A lot of people use Michael blanks one.
Hey @Sam Garner , I use Michael Blank's Syndicated Deal Analyzer. It's $100 but well worth it. A few things to know about it:
-there is a small learning curve but not bad at all, plus there are plenty of videos to watch to help you understand it
-if you are not going to syndicate any deals, it still works great but you will have to make a few tweaks
-some might think it is overkill for smaller complexes (say 6-10 units) but I'm using it for small complexes as well and I love the detail and thorough analysis
Let me know if you have any specific questions. Also check out the calculator at https://jakeandgino.mykajabi.com/store/zdt9X8o2 if you're looking for online tools that are a little simpler.

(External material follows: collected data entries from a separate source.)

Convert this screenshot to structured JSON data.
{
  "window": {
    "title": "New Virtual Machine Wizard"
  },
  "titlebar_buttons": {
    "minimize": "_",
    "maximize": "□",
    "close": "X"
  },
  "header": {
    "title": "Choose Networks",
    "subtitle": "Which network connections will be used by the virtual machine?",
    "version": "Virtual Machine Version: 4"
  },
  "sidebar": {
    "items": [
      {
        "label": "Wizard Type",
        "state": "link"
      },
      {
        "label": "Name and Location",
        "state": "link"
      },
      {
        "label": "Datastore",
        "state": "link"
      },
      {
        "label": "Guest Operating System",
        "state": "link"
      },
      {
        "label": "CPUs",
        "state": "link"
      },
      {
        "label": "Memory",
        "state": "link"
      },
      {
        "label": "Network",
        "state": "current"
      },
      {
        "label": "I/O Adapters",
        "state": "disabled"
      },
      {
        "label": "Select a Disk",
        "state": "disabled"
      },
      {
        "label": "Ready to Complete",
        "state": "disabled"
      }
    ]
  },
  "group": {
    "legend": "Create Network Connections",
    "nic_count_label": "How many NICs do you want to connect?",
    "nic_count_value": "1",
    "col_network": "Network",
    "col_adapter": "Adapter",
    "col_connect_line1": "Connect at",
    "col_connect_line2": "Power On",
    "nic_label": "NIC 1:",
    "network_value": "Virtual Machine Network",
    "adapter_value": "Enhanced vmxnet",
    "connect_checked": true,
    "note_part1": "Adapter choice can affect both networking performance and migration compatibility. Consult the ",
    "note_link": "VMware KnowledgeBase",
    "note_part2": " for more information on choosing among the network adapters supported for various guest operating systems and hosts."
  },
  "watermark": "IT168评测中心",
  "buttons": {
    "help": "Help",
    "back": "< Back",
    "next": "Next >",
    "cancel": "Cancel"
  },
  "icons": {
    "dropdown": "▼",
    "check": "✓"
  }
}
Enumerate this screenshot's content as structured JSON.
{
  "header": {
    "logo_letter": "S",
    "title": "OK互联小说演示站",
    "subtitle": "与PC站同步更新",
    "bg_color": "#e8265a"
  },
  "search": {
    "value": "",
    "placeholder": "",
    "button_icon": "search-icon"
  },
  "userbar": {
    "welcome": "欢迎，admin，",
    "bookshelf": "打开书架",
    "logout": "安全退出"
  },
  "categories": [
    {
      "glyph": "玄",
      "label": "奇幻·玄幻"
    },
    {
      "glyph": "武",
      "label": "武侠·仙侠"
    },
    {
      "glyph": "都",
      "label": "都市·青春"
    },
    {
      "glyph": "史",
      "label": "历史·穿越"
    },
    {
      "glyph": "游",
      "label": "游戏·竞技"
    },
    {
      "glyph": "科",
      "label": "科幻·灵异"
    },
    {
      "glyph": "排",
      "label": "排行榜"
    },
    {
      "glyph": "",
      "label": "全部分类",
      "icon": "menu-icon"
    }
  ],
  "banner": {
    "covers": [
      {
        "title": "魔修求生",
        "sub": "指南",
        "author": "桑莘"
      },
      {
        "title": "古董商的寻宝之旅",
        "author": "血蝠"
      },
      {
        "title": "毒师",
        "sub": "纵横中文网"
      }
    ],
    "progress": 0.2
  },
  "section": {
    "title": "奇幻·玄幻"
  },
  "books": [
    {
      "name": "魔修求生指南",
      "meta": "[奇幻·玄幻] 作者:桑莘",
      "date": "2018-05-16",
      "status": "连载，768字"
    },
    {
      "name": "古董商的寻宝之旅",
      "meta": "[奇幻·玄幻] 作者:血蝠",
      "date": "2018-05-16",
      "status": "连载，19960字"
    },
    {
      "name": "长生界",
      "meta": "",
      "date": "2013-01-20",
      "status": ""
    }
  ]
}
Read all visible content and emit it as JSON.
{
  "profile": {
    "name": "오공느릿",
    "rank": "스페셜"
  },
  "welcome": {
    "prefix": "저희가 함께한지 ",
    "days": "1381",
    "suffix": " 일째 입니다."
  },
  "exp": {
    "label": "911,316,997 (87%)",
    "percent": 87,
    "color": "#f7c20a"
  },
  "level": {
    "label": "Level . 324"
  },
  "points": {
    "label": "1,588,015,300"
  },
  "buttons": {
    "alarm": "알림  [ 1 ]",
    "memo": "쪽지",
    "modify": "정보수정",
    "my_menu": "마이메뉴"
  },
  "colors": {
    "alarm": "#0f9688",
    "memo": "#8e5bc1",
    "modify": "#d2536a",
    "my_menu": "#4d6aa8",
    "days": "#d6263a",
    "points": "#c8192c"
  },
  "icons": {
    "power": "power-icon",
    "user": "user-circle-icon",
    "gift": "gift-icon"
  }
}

When I first started I built a really simple model that was about as sophisticated as my skill level at the time. It's simplicity was really reflective of how little I knew about modeling income property.
Next I stepped up to Real Data's REIA Pro. It's a good program and has a lot of advanced features for a few hundred bucks. But then I started running into limitations because I couldn't customize it when I needed to so something specific that the program wasn't built to do.
Finally I realized I just had to build my own if I wanted something that could do everything I wanted to do. The first run at it was pretty good but couldn't handle all of the variations in financing and didn't have a user-friendly printed output. So then I went back to the drawing board and started over. This time I got it right, but even still I've done over 100 different versions over the years as I add features and capabilities. Now it does everything I want no matter what is thrown at me, and I can't say the same about any commercial product I've seen.
Another benefit to writing your own model--you know exactly what it is doing. Nothing is worse than having an investor ask a specific question about your numbers and you are caught stumbling and saying "I don't know how that's calculated".
Bottom line is most sophisticated buyers build their own models (and never share them). But it isn't easy, I've probably spent a couple thousand hours on mine. Your model should function for the way you operate, it isn't one size fits all.
@Sam Garner Completely agree with @Brian Burke . The models I use are built in house and have been refined over many iterations. For example, I have a drop-down menu by state that automatically incorporates our default inputs by state when we are doing a quick screening of a deal. If it looks interesting, we will of course validate each input as we dig deeper.
Additionally, our models can also consider ranges of inputs. So, I can run the model based on low/mid/high values. And then calculate an expected value based on the probabilities of those ranges occurring. This is likely overkill for most, but if you have a background in decision analysis, it can be helpful. Since we buy high vacancy / distressed properties with limited financial history, this can be extremely helpful as we gauge risk. That way, we can run a version of the model that shows a conservative scenario, as well as a likely expected value scenario. This helps immensely with making offers and negotiating on these types of properties.
My models started from books and articles that I read and then grew from there. It is amazing when I go back an look at my original analysis models. At the time they felt so detailed, but now, when I look at them, they are very basic. Using someone else's modeling is a great thing, but you need to be able to tweak it to fit what you are trying to accomplish. I expect that in 20 years I will look back and laugh at the modeling I now created.
The danger in building your own model is that it's so easy to forget important items or have incorrect formulas. When I built the first version of my latest model, I had a couple other models running the same deal side-by-side. That way I was able to match up the values and see where I was wrong.
Building a financial model is no joke, but it's necessary if you want to have full control over the inputs and methodology.
Just curious. When you say building your own model what type of platform are you starting with? Is it built in Excel and evolved over the years, coded from scratch, pay someone to code it for you? Thanks
Mine is Excel. The problem with any coded solution is how much harder it is to make changes. Excel is quick and flexible.
Thanks guys for the input! I work in loan origination for multi family, so I’m very comfortable with complex models. I think at the end of the day building my own model is ideal for all the reasons listed, but I do enjoy getting to explore other models for ideas. This is obviously for excel.